Lo de la identidad, entre otras cosas, es una cuestión de nombres. Cuando queremos hablar de nosotros, lo más inmediato es usar el pronombre personal "yo", pero ésta no es más que una palabra vacía, que a la primera de cambio nos traiciona en boca de otro hablante.
Yo sólo soy yo cuando estoy hablando, igual que tú dejas de serlo cuando hablas de ti. El nombre propio, como el Documento Nacional de Identidad, nos asegura que somos siempre la misma persona, a pesar de envejecer o de cambiar de aspecto.
Pero eso no ha ocurrido siempre así. Para algunas sociedades el nombre no es eso que nos encontramos desde que tenemos conciencia, y que nos acompaña hasta la muerte; la pubertad, una enfermedad o el nacimiento del primer hijo, pueden renovar tanto nuestra identidad que llegan al punto de cambiar nuestro nombre. Hay incluso pueblos, como los Kwakiutl de Vancouver, que llegan a tener nombres diferentes para el invierno y para el verano.
Sin irnos tan lejos, el cognomen romano comenzó siendo un apodo referido a las características físicas del individuo, aunque más tarde se incorporara en calidad de segundo apellido al resto de los nombres de familia.
El valor administrativo de nuestros nombres actuales muchas veces les ha hecho perder la frescura necesaria para que nos reconozcamos en ellos. El problema es que además de identificarnos, nuestro nombre también nos adocena convirtiéndonos en el individuo X, registrado y cuantificable, perfectamente instalado en el taxón social que le confiere ser hijo y nieto de Y y de Z.
Los seudónimos sirven para hacer más liviano el peso que la sociedad hace gravitar sobre el nombre. Tienen una larga historia y están en plena forma, como demuestra esa pasarela de identidades virtuales que es Internet.
Adrien Baillet, en el siglo XVII, encuentra hasta 14 motivos por los que un autor querría ocultar su verdadero nombre. La mayoría de ellos podrían calificarse de vicios o virtudes (por prudencia, honestidad, modestia, vanidad, maledicencia....), pero también reconoce que hay quien cambia su nombre sólo por pura fantasía o capricho, por el simple placer de verse a sí mismo transformado en alguien distinto. Liberado por un tiempo de los compromisos y lastres de su posición social, el autor bajo la máscara se siente libre de las limitaciones y flaquezas de la vida real.

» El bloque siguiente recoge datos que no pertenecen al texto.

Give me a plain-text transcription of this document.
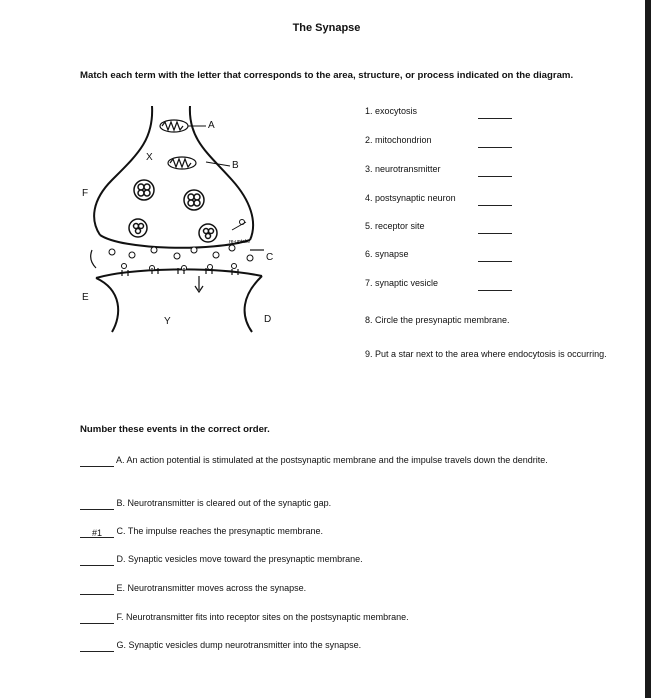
The Synapse
Match each term with the letter that corresponds to the area, structure, or process indicated on the diagram.
re-uptake
A
B
C
D
E
F
X
Y
1. exocytosis
2. mitochondrion
3. neurotransmitter
4. postsynaptic neuron
5. receptor site
6. synapse
7. synaptic vesicle
8. Circle the presynaptic membrane.
9. Put a star next to the area where endocytosis is occurring.
Number these events in the correct order.
A. An action potential is stimulated at the postsynaptic membrane and the impulse travels down the dendrite.
B. Neurotransmitter is cleared out of the synaptic gap.
#1 C. The impulse reaches the presynaptic membrane.
D. Synaptic vesicles move toward the presynaptic membrane.
E. Neurotransmitter moves across the synapse.
F. Neurotransmitter fits into receptor sites on the postsynaptic membrane.
G. Synaptic vesicles dump neurotransmitter into the synapse.
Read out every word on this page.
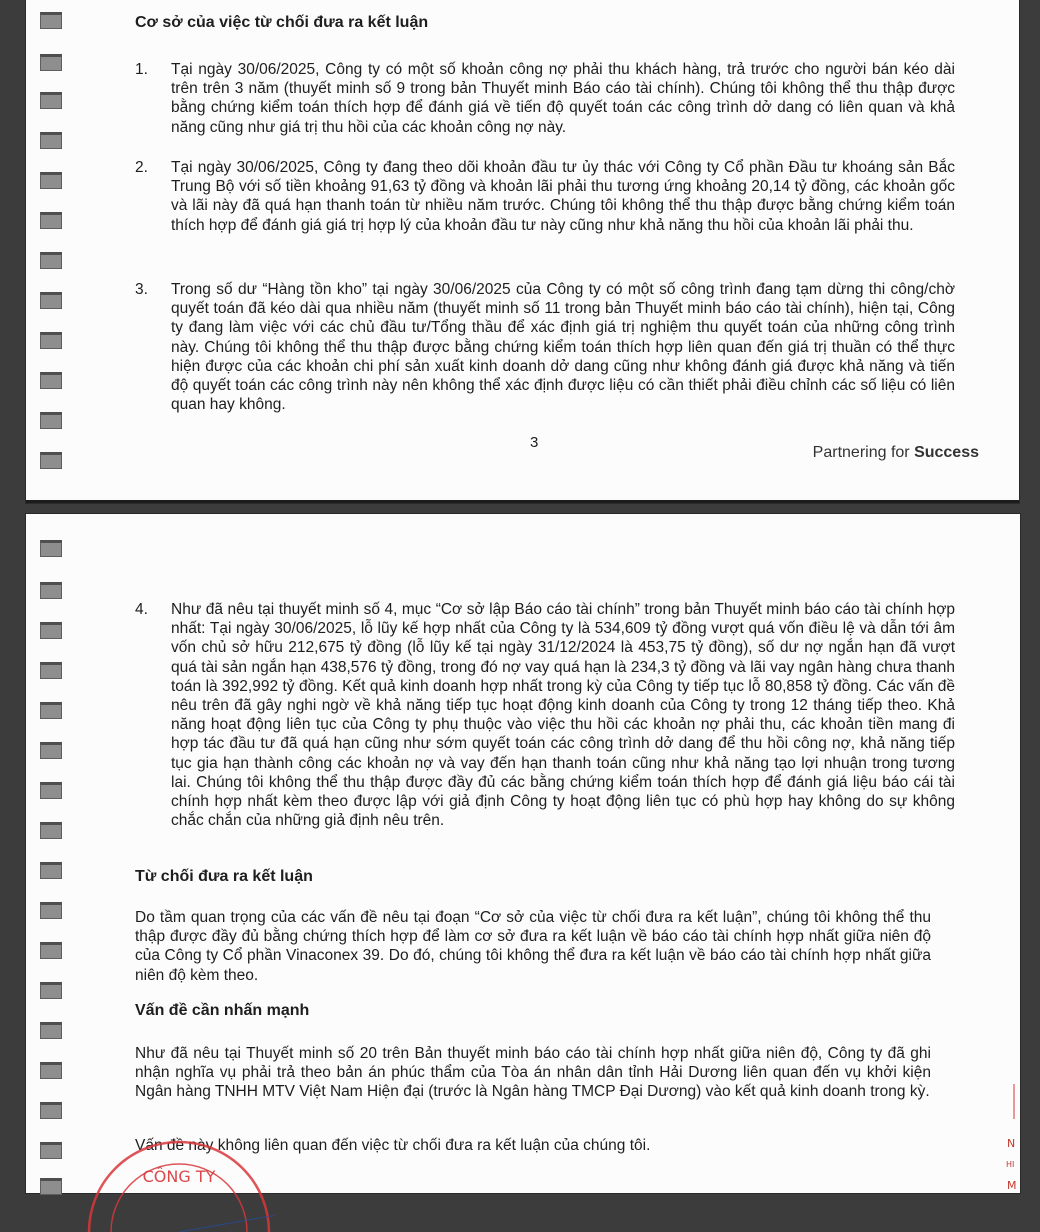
Cơ sở của việc từ chối đưa ra kết luận
1. Tại ngày 30/06/2025, Công ty có một số khoản công nợ phải thu khách hàng, trả trước cho người bán kéo dài trên trên 3 năm (thuyết minh số 9 trong bản Thuyết minh Báo cáo tài chính). Chúng tôi không thể thu thập được bằng chứng kiểm toán thích hợp để đánh giá về tiến độ quyết toán các công trình dở dang có liên quan và khả năng cũng như giá trị thu hồi của các khoản công nợ này.
2. Tại ngày 30/06/2025, Công ty đang theo dõi khoản đầu tư ủy thác với Công ty Cổ phần Đầu tư khoáng sản Bắc Trung Bộ với số tiền khoảng 91,63 tỷ đồng và khoản lãi phải thu tương ứng khoảng 20,14 tỷ đồng, các khoản gốc và lãi này đã quá hạn thanh toán từ nhiều năm trước. Chúng tôi không thể thu thập được bằng chứng kiểm toán thích hợp để đánh giá giá trị hợp lý của khoản đầu tư này cũng như khả năng thu hồi của khoản lãi phải thu.
3. Trong số dư “Hàng tồn kho” tại ngày 30/06/2025 của Công ty có một số công trình đang tạm dừng thi công/chờ quyết toán đã kéo dài qua nhiều năm (thuyết minh số 11 trong bản Thuyết minh báo cáo tài chính), hiện tại, Công ty đang làm việc với các chủ đầu tư/Tổng thầu để xác định giá trị nghiệm thu quyết toán của những công trình này. Chúng tôi không thể thu thập được bằng chứng kiểm toán thích hợp liên quan đến giá trị thuần có thể thực hiện được của các khoản chi phí sản xuất kinh doanh dở dang cũng như không đánh giá được khả năng và tiến độ quyết toán các công trình này nên không thể xác định được liệu có cần thiết phải điều chỉnh các số liệu có liên quan hay không.
3
Partnering for Success
4. Như đã nêu tại thuyết minh số 4, mục “Cơ sở lập Báo cáo tài chính” trong bản Thuyết minh báo cáo tài chính hợp nhất: Tại ngày 30/06/2025, lỗ lũy kế hợp nhất của Công ty là 534,609 tỷ đồng vượt quá vốn điều lệ và dẫn tới âm vốn chủ sở hữu 212,675 tỷ đồng (lỗ lũy kế tại ngày 31/12/2024 là 453,75 tỷ đồng), số dư nợ ngắn hạn đã vượt quá tài sản ngắn hạn 438,576 tỷ đồng, trong đó nợ vay quá hạn là 234,3 tỷ đồng và lãi vay ngân hàng chưa thanh toán là 392,992 tỷ đồng. Kết quả kinh doanh hợp nhất trong kỳ của Công ty tiếp tục lỗ 80,858 tỷ đồng. Các vấn đề nêu trên đã gây nghi ngờ về khả năng tiếp tục hoạt động kinh doanh của Công ty trong 12 tháng tiếp theo. Khả năng hoạt động liên tục của Công ty phụ thuộc vào việc thu hồi các khoản nợ phải thu, các khoản tiền mang đi hợp tác đầu tư đã quá hạn cũng như sớm quyết toán các công trình dở dang để thu hồi công nợ, khả năng tiếp tục gia hạn thành công các khoản nợ và vay đến hạn thanh toán cũng như khả năng tạo lợi nhuận trong tương lai. Chúng tôi không thể thu thập được đầy đủ các bằng chứng kiểm toán thích hợp để đánh giá liệu báo cái tài chính hợp nhất kèm theo được lập với giả định Công ty hoạt động liên tục có phù hợp hay không do sự không chắc chắn của những giả định nêu trên.
Từ chối đưa ra kết luận

Do tầm quan trọng của các vấn đề nêu tại đoạn “Cơ sở của việc từ chối đưa ra kết luận”, chúng tôi không thể thu thập được đầy đủ bằng chứng thích hợp để làm cơ sở đưa ra kết luận về báo cáo tài chính hợp nhất giữa niên độ của Công ty Cổ phần Vinaconex 39. Do đó, chúng tôi không thể đưa ra kết luận về báo cáo tài chính hợp nhất giữa niên độ kèm theo.

Vấn đề cần nhấn mạnh

Như đã nêu tại Thuyết minh số 20 trên Bản thuyết minh báo cáo tài chính hợp nhất giữa niên độ, Công ty đã ghi nhận nghĩa vụ phải trả theo bản án phúc thẩm của Tòa án nhân dân tỉnh Hải Dương liên quan đến vụ khởi kiện Ngân hàng TNHH MTV Việt Nam Hiện đại (trước là Ngân hàng TMCP Đại Dương) vào kết quả kinh doanh trong kỳ.

Vấn đề này không liên quan đến việc từ chối đưa ra kết luận của chúng tôi.

CÔNG TY
N
HI
M
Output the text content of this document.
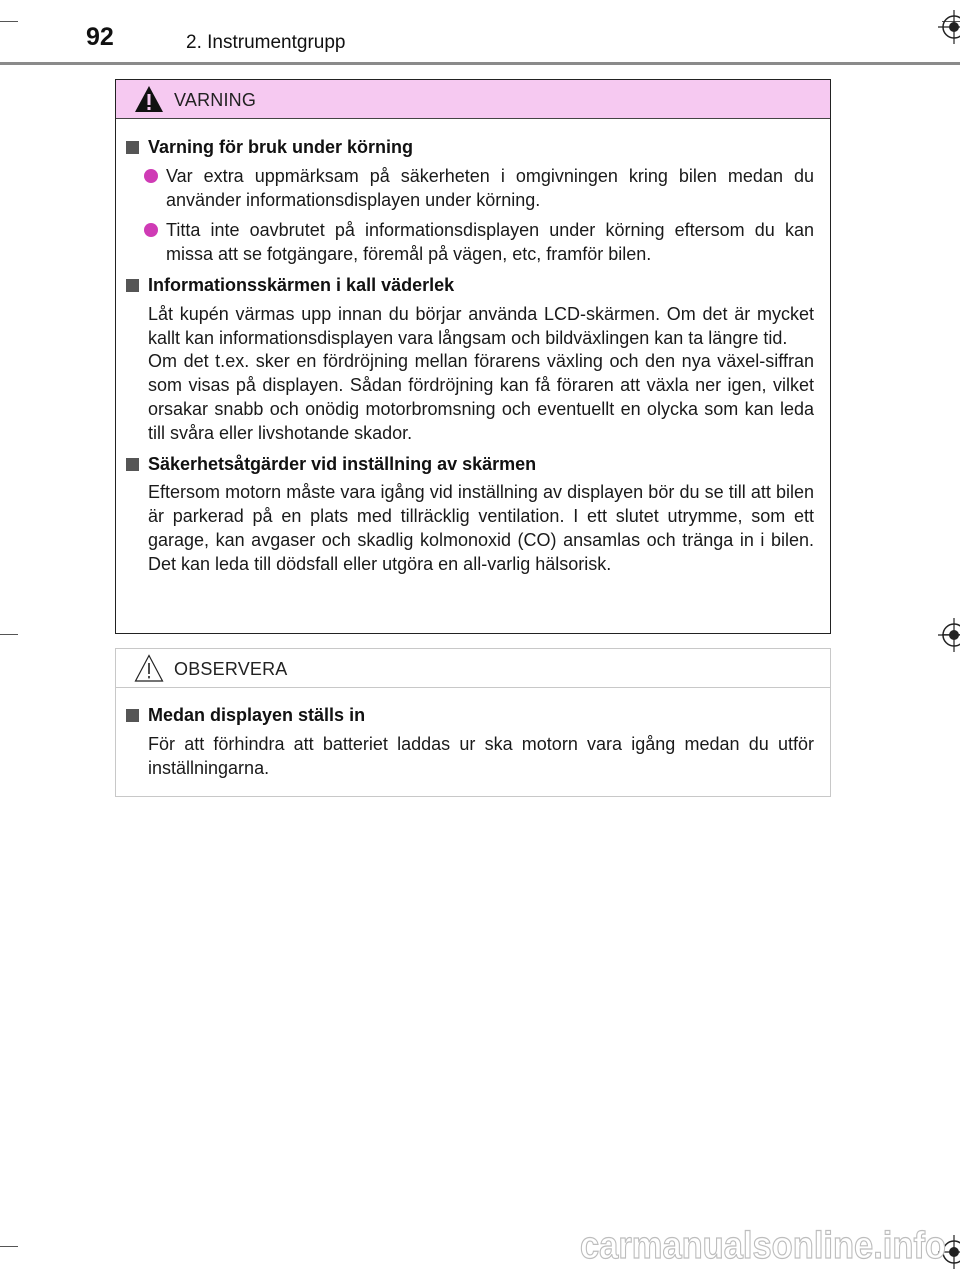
92	2. Instrumentgrupp
VARNING
Varning för bruk under körning
Var extra uppmärksam på säkerheten i omgivningen kring bilen medan du använder informationsdisplayen under körning.
Titta inte oavbrutet på informationsdisplayen under körning eftersom du kan missa att se fotgängare, föremål på vägen, etc, framför bilen.
Informationsskärmen i kall väderlek

Låt kupén värmas upp innan du börjar använda LCD-skärmen. Om det är mycket kallt kan informationsdisplayen vara långsam och bildväxlingen kan ta längre tid.

Om det t.ex. sker en fördröjning mellan förarens växling och den nya växel-siffran som visas på displayen. Sådan fördröjning kan få föraren att växla ner igen, vilket orsakar snabb och onödig motorbromsning och eventuellt en olycka som kan leda till svåra eller livshotande skador.

Säkerhetsåtgärder vid inställning av skärmen

Eftersom motorn måste vara igång vid inställning av displayen bör du se till att bilen är parkerad på en plats med tillräcklig ventilation. I ett slutet utrymme, som ett garage, kan avgaser och skadlig kolmonoxid (CO) ansamlas och tränga in i bilen. Det kan leda till dödsfall eller utgöra en all-varlig hälsorisk.

OBSERVERA
Medan displayen ställs in

För att förhindra att batteriet laddas ur ska motorn vara igång medan du utför inställningarna.

carmanualsonline.info
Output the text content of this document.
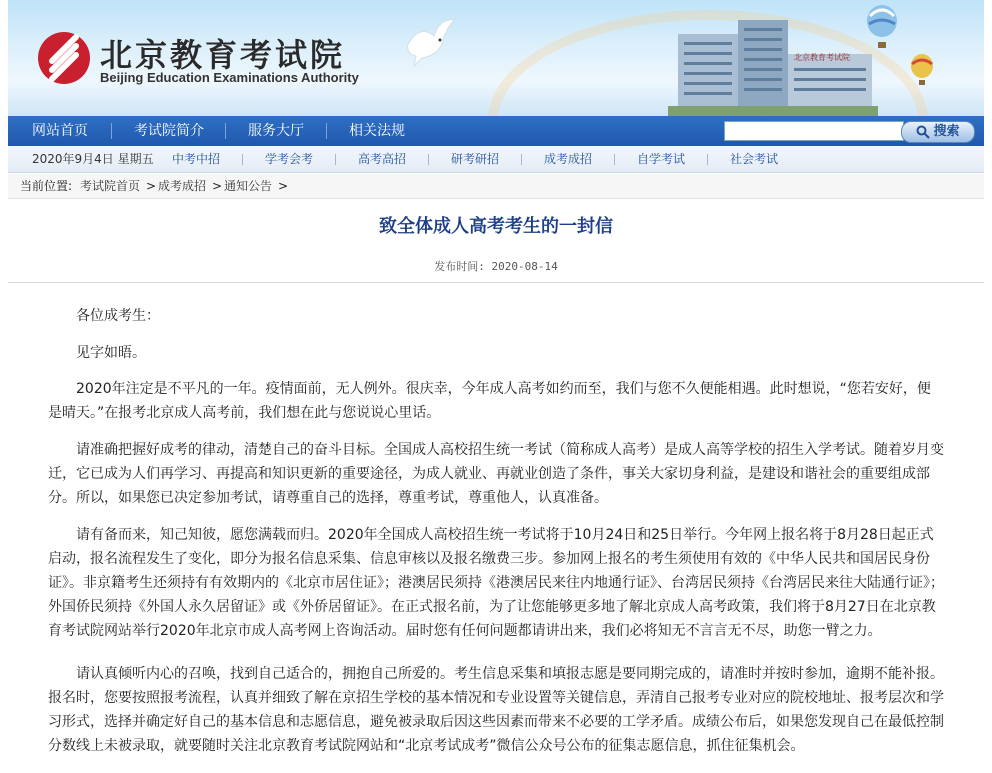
北京教育考试院
Beijing Education Examinations Authority
北京教育考试院
网站首页	考试院简介	服务大厅	相关法规	搜索
2020年9月4日 星期五 中考中招	学考会考	高考高招	研考研招	成考成招	自学考试	社会考试
当前位置: 考试院首页 > 成考成招 > 通知公告 >
致全体成人高考考生的一封信
发布时间: 2020-08-14

各位成考生：

见字如晤。

2020年注定是不平凡的一年。疫情面前，无人例外。很庆幸，今年成人高考如约而至，我们与您不久便能相遇。此时想说，“您若安好，便是晴天。”在报考北京成人高考前，我们想在此与您说说心里话。

请准确把握好成考的律动，清楚自己的奋斗目标。全国成人高校招生统一考试（简称成人高考）是成人高等学校的招生入学考试。随着岁月变迁，它已成为人们再学习、再提高和知识更新的重要途径，为成人就业、再就业创造了条件，事关大家切身利益，是建设和谐社会的重要组成部分。所以，如果您已决定参加考试，请尊重自己的选择，尊重考试，尊重他人，认真准备。

请有备而来，知己知彼，愿您满载而归。2020年全国成人高校招生统一考试将于10月24日和25日举行。今年网上报名将于8月28日起正式启动，报名流程发生了变化，即分为报名信息采集、信息审核以及报名缴费三步。参加网上报名的考生须使用有效的《中华人民共和国居民身份证》。非京籍考生还须持有有效期内的《北京市居住证》；港澳居民须持《港澳居民来往内地通行证》、台湾居民须持《台湾居民来往大陆通行证》；外国侨民须持《外国人永久居留证》或《外侨居留证》。在正式报名前，为了让您能够更多地了解北京成人高考政策，我们将于8月27日在北京教育考试院网站举行2020年北京市成人高考网上咨询活动。届时您有任何问题都请讲出来，我们必将知无不言言无不尽，助您一臂之力。

请认真倾听内心的召唤，找到自己适合的，拥抱自己所爱的。考生信息采集和填报志愿是要同期完成的，请准时并按时参加，逾期不能补报。报名时，您要按照报考流程，认真并细致了解在京招生学校的基本情况和专业设置等关键信息，弄清自己报考专业对应的院校地址、报考层次和学习形式，选择并确定好自己的基本信息和志愿信息，避免被录取后因这些因素而带来不必要的工学矛盾。成绩公布后，如果您发现自己在最低控制分数线上未被录取，就要随时关注北京教育考试院网站和“北京考试成考”微信公众号公布的征集志愿信息，抓住征集机会。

La sensación del lector es parecida a la de asistir a un baile de disfraces. El actor con máscara o el hombre disfrazado juegan a ocultar su propio cuerpo, otro de los "recipientes" de la identidad.
Privados de su cuerpo, el autor o el internauta lo único que pueden esconder es su nombre.
Como en cualquier representación en la que se utilizan máscaras, asistimos a un doble juego, pues la falsedad evidente de la máscara siempre lleva detrás una identidad escondida, que está siempre presente de un modo sutil, volviendo sospechosa cualquier ilusión de realidad.
Para redactar esta entrada hemos consultado estos libros, todos ellos de la BUC:
La pensée du pseudonyme / Maurice Laugaa
La identidad : seminario interdisciplinario dirigido por Claude Levi-Strauss 1974-1975 / J.M. Benoist...[et al.]
Artículo sobre la identidad de A. García Calvo en Diccionario crítico de ciencias sociales : [terminología científico-social] / Román Reyes (dir.)